Uma banda necessária para a cena local

Filed under: Spleen — spleencharutos @ 8:29 pm

Rian Santos
riansantos@jornaldodiase.com.br

Indies até o último fio de cabeloNão me peçam pra justificar o intervalo. Lançado o ano passado, o single Retour dava mole na rede há uma cara. No entanto, foi somente conversando com o vocalista e violeiro Pedro Yuri, outro dia, que descolei o link pra baixar o trabalho da Elisa. O pedido constrangido foi atendido de imediato. Os caras querem mais é fazer a música circular e saúdam os dispostos a acolher o punhado de canções registradas no EP Quarto dos Fantasmas com toda a atenção do mundo. Para tanto, além de agendar uma série de apresentações nos próximos meses, fazem questão de facilitar a disseminação dos discos. Os meninos são espertos, está pensando o quê?

Explica-se. Depois de tanto tempo, as premissas que orientam a atividade de qualquer jornalista deveriam ser ignoradas de todo por esse escriba. Mas é preciso explicar que o lançamento mais recente da Elisa, embora sirva de gancho e pretexto para essas mal traçadas, não acrescenta muito ao repertório dos caras. Além de jogar um verniz sobre a composição que batiza o single, o disquinho traz a faixa “Dia Chuvoso”, e as novidades param por aí.

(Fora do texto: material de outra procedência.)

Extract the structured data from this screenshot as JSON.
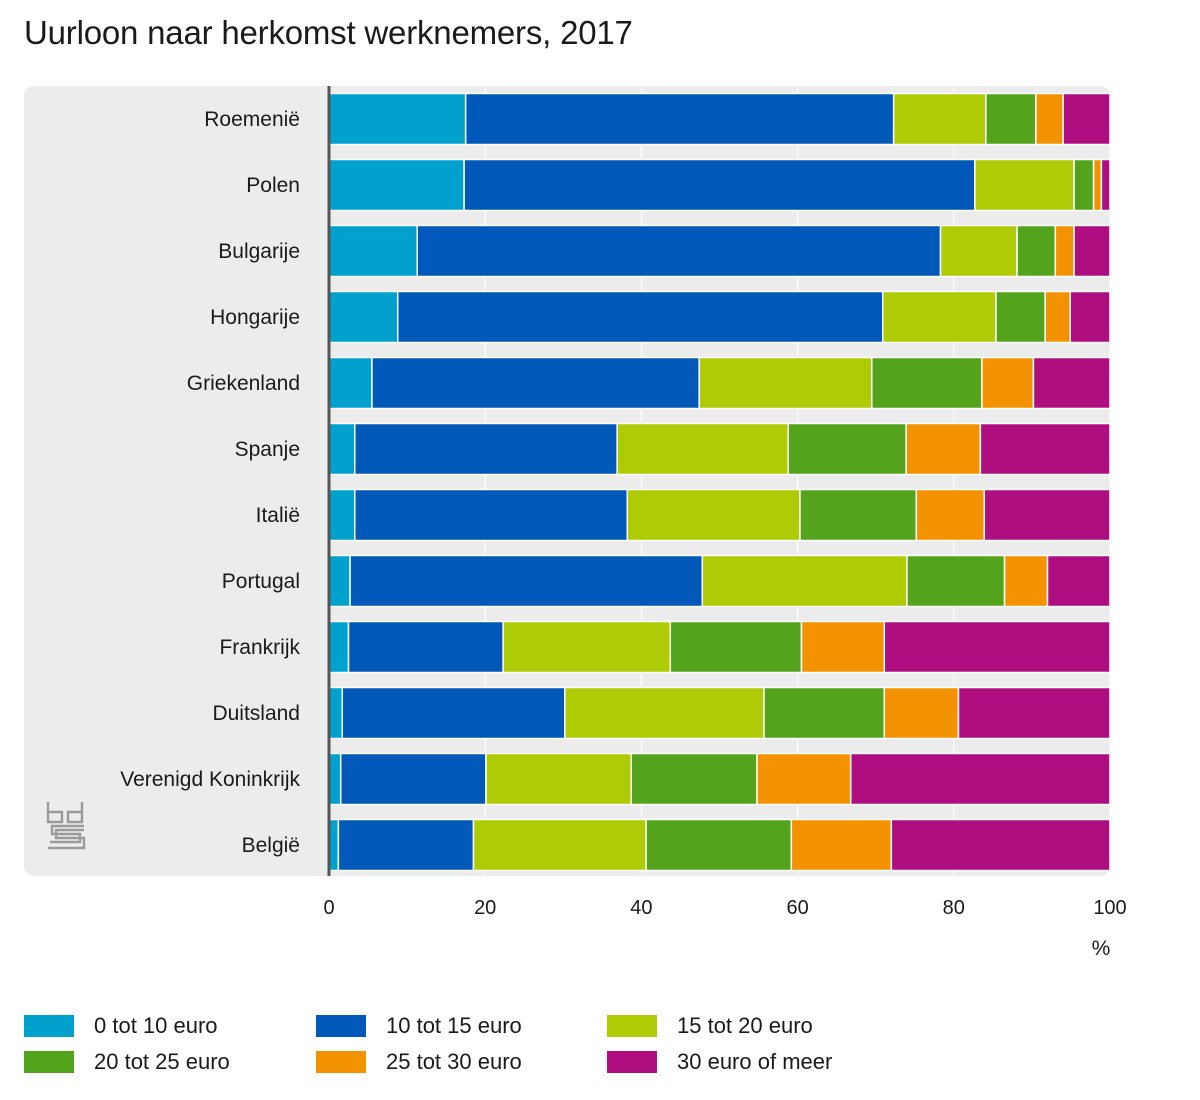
{
  "title": "Uurloon naar herkomst werknemers, 2017",
  "colors": {
    "panel_background": "#ececec",
    "axis_line": "#555555",
    "grid_line": "#ffffff"
  },
  "logo": {
    "name": "cbs-logo-icon"
  },
  "chart_data": {
    "type": "bar",
    "orientation": "horizontal",
    "stacked": true,
    "categories": [
      "Roemenië",
      "Polen",
      "Bulgarije",
      "Hongarije",
      "Griekenland",
      "Spanje",
      "Italië",
      "Portugal",
      "Frankrijk",
      "Duitsland",
      "Verenigd Koninkrijk",
      "België"
    ],
    "series": [
      {
        "name": "0 tot 10 euro",
        "color": "#00a1cd",
        "values": [
          17.5,
          17.3,
          11.3,
          8.8,
          5.5,
          3.3,
          3.3,
          2.7,
          2.5,
          1.7,
          1.5,
          1.2
        ]
      },
      {
        "name": "10 tot 15 euro",
        "color": "#0058b8",
        "values": [
          54.8,
          65.4,
          67.0,
          62.1,
          41.9,
          33.6,
          34.9,
          45.1,
          19.8,
          28.5,
          18.6,
          17.3
        ]
      },
      {
        "name": "15 tot 20 euro",
        "color": "#afcb05",
        "values": [
          11.8,
          12.7,
          9.8,
          14.5,
          22.1,
          21.9,
          22.1,
          26.2,
          21.4,
          25.5,
          18.6,
          22.1
        ]
      },
      {
        "name": "20 tot 25 euro",
        "color": "#53a31d",
        "values": [
          6.4,
          2.5,
          4.9,
          6.3,
          14.1,
          15.1,
          14.9,
          12.5,
          16.8,
          15.4,
          16.1,
          18.6
        ]
      },
      {
        "name": "25 tot 30 euro",
        "color": "#f39200",
        "values": [
          3.5,
          1.0,
          2.4,
          3.2,
          6.6,
          9.5,
          8.7,
          5.5,
          10.6,
          9.5,
          12.0,
          12.8
        ]
      },
      {
        "name": "30 euro of meer",
        "color": "#af0e80",
        "values": [
          6.0,
          1.1,
          4.6,
          5.1,
          9.8,
          16.6,
          16.1,
          8.0,
          28.9,
          19.4,
          33.2,
          28.0
        ]
      }
    ],
    "xlim": [
      0,
      100
    ],
    "xticks": [
      0,
      20,
      40,
      60,
      80,
      100
    ],
    "xlabel": "%",
    "ylabel": "",
    "grid": true,
    "legend_position": "bottom"
  }
}
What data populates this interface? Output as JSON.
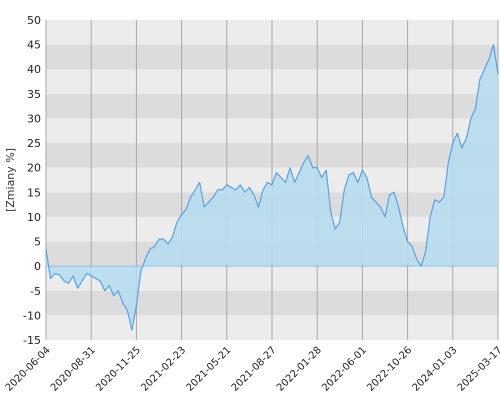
{
  "chart_data": {
    "type": "area",
    "ylabel": "[Zmiany %]",
    "ylim": [
      -15,
      50
    ],
    "y_ticks": [
      -15,
      -10,
      -5,
      0,
      5,
      10,
      15,
      20,
      25,
      30,
      35,
      40,
      45,
      50
    ],
    "x_tick_labels": [
      "2020-06-04",
      "2020-08-31",
      "2020-11-25",
      "2021-02-23",
      "2021-05-21",
      "2021-08-27",
      "2022-01-28",
      "2022-06-01",
      "2022-10-26",
      "2024-01-03",
      "2025-03-17"
    ],
    "grid": true,
    "colors": {
      "line": "#4a9fe6",
      "fill": "#b4dcf0",
      "band_dark": "#dcdcdc",
      "band_light": "#ececec",
      "vgrid": "#a8a8a8"
    },
    "series": [
      {
        "x": [
          0,
          1,
          2,
          3,
          4,
          5,
          6,
          7,
          8,
          9,
          10,
          11,
          12,
          13,
          14,
          15,
          16,
          17,
          18,
          19,
          20,
          21,
          22,
          23,
          24,
          25,
          26,
          27,
          28,
          29,
          30,
          31,
          32,
          33,
          34,
          35,
          36,
          37,
          38,
          39,
          40,
          41,
          42,
          43,
          44,
          45,
          46,
          47,
          48,
          49,
          50,
          51,
          52,
          53,
          54,
          55,
          56,
          57,
          58,
          59,
          60,
          61,
          62,
          63,
          64,
          65,
          66,
          67,
          68,
          69,
          70,
          71,
          72,
          73,
          74,
          75,
          76,
          77,
          78,
          79,
          80,
          81,
          82,
          83,
          84,
          85,
          86,
          87,
          88,
          89,
          90,
          91,
          92,
          93,
          94,
          95,
          96,
          97,
          98,
          99,
          100
        ],
        "values": [
          3.5,
          -2.5,
          -1.5,
          -1.8,
          -3,
          -3.5,
          -2,
          -4.5,
          -3,
          -1.5,
          -2,
          -2.5,
          -3,
          -5,
          -4,
          -6,
          -5,
          -7.5,
          -9,
          -13,
          -8,
          -1,
          1.5,
          3.5,
          4,
          5.5,
          5.5,
          4.5,
          6,
          9,
          10.5,
          11.5,
          14,
          15.5,
          17,
          12,
          13,
          14,
          15.5,
          15.5,
          16.5,
          16,
          15.5,
          16.5,
          15,
          16,
          14.5,
          12,
          15.5,
          17,
          16.5,
          19,
          18,
          17,
          20,
          17,
          19,
          21,
          22.5,
          20,
          20,
          18,
          19.5,
          11,
          7.5,
          9,
          15.5,
          18.5,
          19,
          17,
          19.5,
          18,
          14,
          13,
          12,
          10,
          14.5,
          15,
          12,
          8,
          5,
          4,
          1.5,
          0,
          3,
          10,
          13.5,
          13,
          14,
          21,
          25,
          27,
          24,
          26,
          30,
          32,
          38,
          40,
          42,
          45,
          39
        ]
      }
    ]
  }
}
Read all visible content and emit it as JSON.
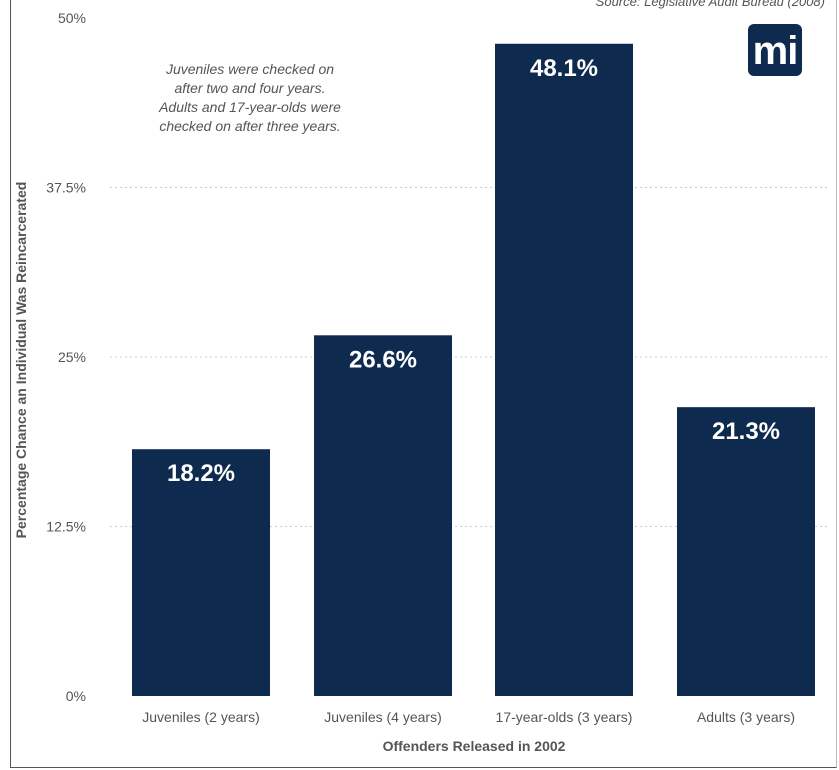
{
  "source_text": "Source: Legislative Audit Bureau (2008)",
  "logo_text": "mi",
  "note": {
    "lines": [
      "Juveniles were checked on",
      "after two and four years.",
      "Adults and 17-year-olds were",
      "checked on after three years."
    ]
  },
  "colors": {
    "bar": "#0e2a4f",
    "grid": "#cccccc",
    "text": "#555555"
  },
  "chart_data": {
    "type": "bar",
    "categories": [
      "Juveniles (2 years)",
      "Juveniles (4 years)",
      "17-year-olds (3 years)",
      "Adults (3 years)"
    ],
    "values": [
      18.2,
      26.6,
      48.1,
      21.3
    ],
    "value_labels": [
      "18.2%",
      "26.6%",
      "48.1%",
      "21.3%"
    ],
    "xlabel": "Offenders Released in 2002",
    "ylabel": "Percentage Chance an Individual Was Reincarcerated",
    "ylim": [
      0,
      50
    ],
    "yticks": [
      0,
      12.5,
      25,
      37.5,
      50
    ],
    "ytick_labels": [
      "0%",
      "12.5%",
      "25%",
      "37.5%",
      "50%"
    ],
    "grid": true
  }
}
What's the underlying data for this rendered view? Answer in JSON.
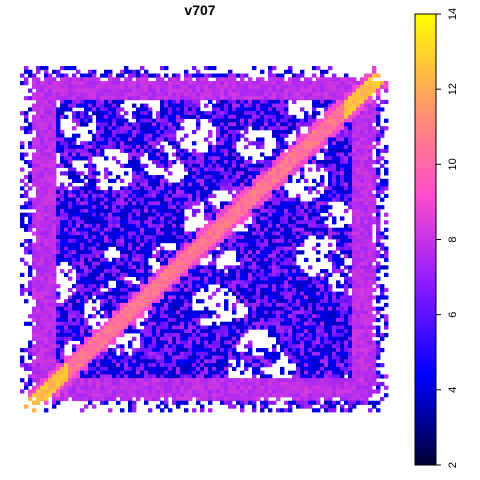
{
  "chart_data": {
    "type": "heatmap",
    "title": "v707",
    "xlabel": "",
    "ylabel": "",
    "grid": false,
    "colorbar": {
      "range": [
        2,
        14
      ],
      "ticks": [
        2,
        4,
        6,
        8,
        10,
        12,
        14
      ],
      "colors": [
        "#000033",
        "#0000ff",
        "#8c1aff",
        "#ff4dcc",
        "#ff9966",
        "#ffff00"
      ],
      "placement": "right"
    },
    "background_color": "#ffffff",
    "typical_values": {
      "open_cells": 4.0,
      "frame_band": 7.8,
      "diagonal_band": 10.5,
      "diagonal_ends": 12.5
    }
  }
}
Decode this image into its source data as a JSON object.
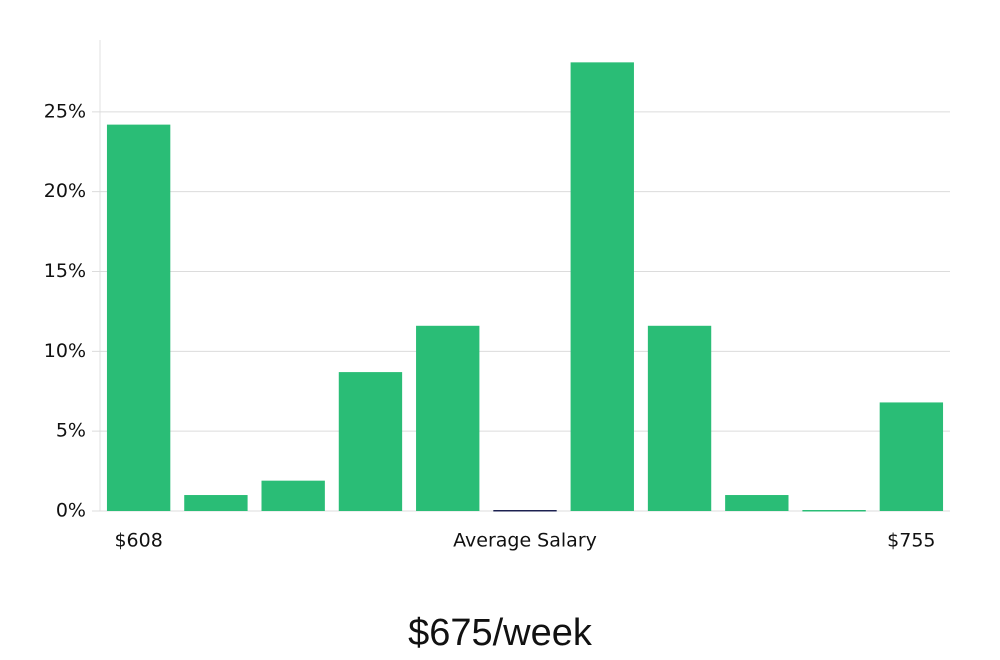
{
  "chart_data": {
    "type": "bar",
    "caption": "$675/week",
    "categories": [
      "$608",
      null,
      null,
      null,
      null,
      "Average Salary",
      null,
      null,
      null,
      null,
      "$755"
    ],
    "values": [
      24.2,
      1.0,
      1.9,
      8.7,
      11.6,
      0,
      28.1,
      11.6,
      1.0,
      0,
      6.8
    ],
    "colors": [
      "#2abd76",
      "#2abd76",
      "#2abd76",
      "#2abd76",
      "#2abd76",
      "#1c2150",
      "#2abd76",
      "#2abd76",
      "#2abd76",
      "#2abd76",
      "#2abd76"
    ],
    "ylim": [
      0,
      29.5
    ],
    "yticks": [
      {
        "value": 0,
        "label": "0%"
      },
      {
        "value": 5,
        "label": "5%"
      },
      {
        "value": 10,
        "label": "10%"
      },
      {
        "value": 15,
        "label": "15%"
      },
      {
        "value": 20,
        "label": "20%"
      },
      {
        "value": 25,
        "label": "25%"
      }
    ],
    "grid": true
  }
}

O EP lançado antes é digno de mais interesse. Os caras são indies até o último fio de cabelo. Ao contrário do que o rótulo poderia nos induzir a supor, entretanto, também são muito competentes. Melodias e texturas empolgantes, da primeira à última faixa; refrões matadores e uma dose generosa de uma poesia melancólica fazem da Elisa uma banda necessária, embora aparentemente descartável, dentro da cena local.

Além da certeira “Retour”, canção mais conhecida da banda, que ganhou clipe produzido pela Aperipê e o escambau, merecem menção “Os sete pilares” e a singela “Meus amigos”.

O final do EP reserva ainda uma surpresa de rasgar o coração. Paixão alimentada por dez entre dez moderninhos, o filme Brilho Eterno de uma Mente sem Lembranças dá o ar da graça num diálogo sentido e emblemático, que sublinha as intenções das composições e empresta certa sofisticação ao conjunto de 08 faixas que compõem O Quarto dos Fantasmas.

Sem guitarras para abrir sucos e cavidades nas paredes de nossa memória afetiva, a Elisa dá conta do recado lançando mão de muita sensibilidade e inspiração.